La Marche doit débuter vers 13 heures. Les 70 groupes se placent selon un ordre établi par les organisateurs. En tête du cortège, les officiels : plusieurs ministres israéliens (Daniel Herkovitz, Yaacov Mergui) et une délégation de six députés de la Knesset, dont un député arabe). Le grand rabbin de France Gilles Bernheim est invité à se placer sur la rangée de tête. On n’attend plus que le grand rabbin Israël Meïr Lau, l’un des piliers de cette Marche mais qui par principe ne dort jamais sur le sol polonais, et Nathan Charansky, le président de l’Agence Juive qui est venu de Jérusalem à la tête d’une délégation. Ils arrivent. L’ambassadeur d’Israël en Pologne prend la parole pour rendre hommage au président Kaczynski et pour exprimer la solidarité d’Israël face au drame qui touche le peuple polonais. C’est le son du chofar se répandant, grâce aux haut-parleurs, dans le camp, qui donne le coup d’envoi de la marche jusqu’à Birkenau.
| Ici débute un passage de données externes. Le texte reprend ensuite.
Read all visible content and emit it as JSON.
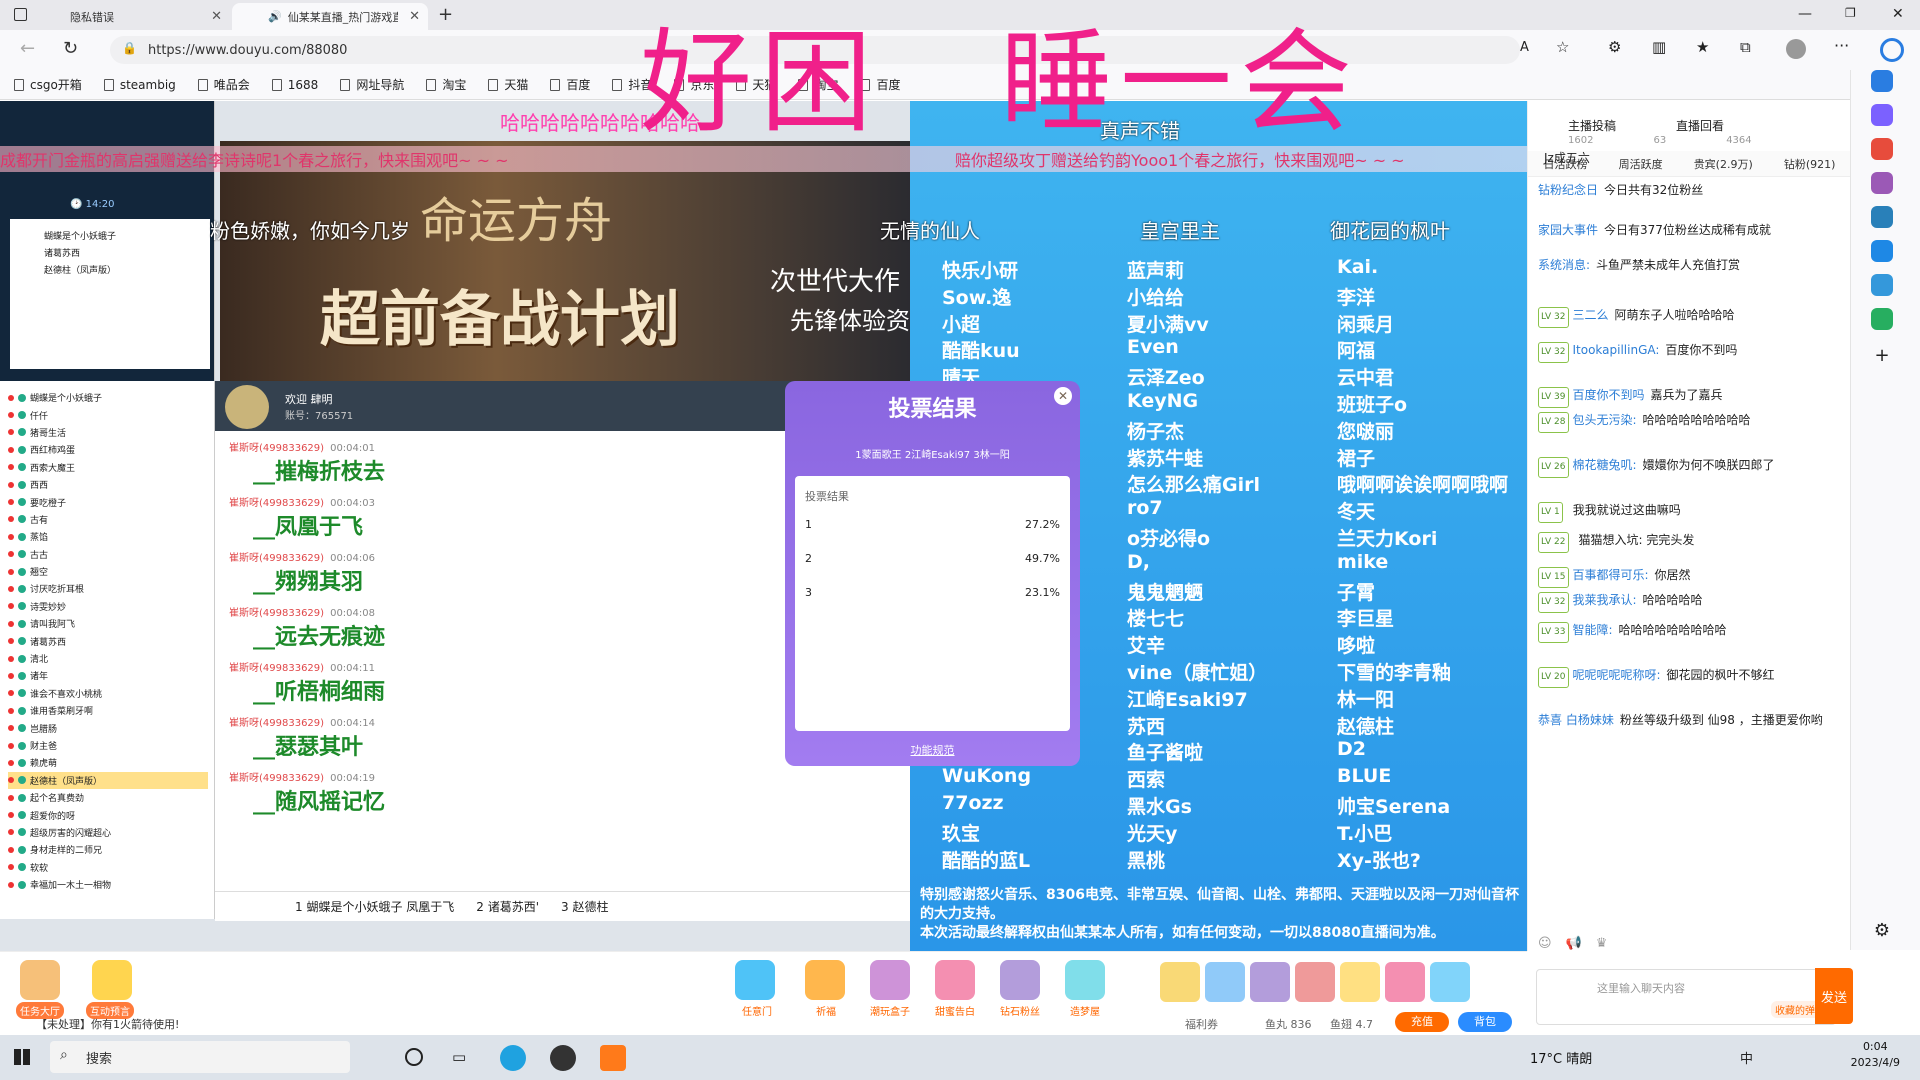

Et l’on ne peut qu’imaginer l’effet qu’aurait produit ce » Kol Chofar » s’il s’était fait entendre durant la Shoah à Auschwitz.
Une heure plus tard, les délégations vont franchir la tristement célèbre porte d’entrée de Birkenau. Entre les rails qui conduisent vers la terrible rampe, des jeunes ont déposé une plaque de bois en forme de matzéva sur laquelle ils ont inscrit le nom de leurs proches disparus. Les hauts-parleurs égrènent des milliers de noms : « Grossman ‘Hanna, Roumanie…. ‘Haïm Cohen, Maroc… Pleni Olga, Yougoslavie….Birenbaum Jacqueline, France… »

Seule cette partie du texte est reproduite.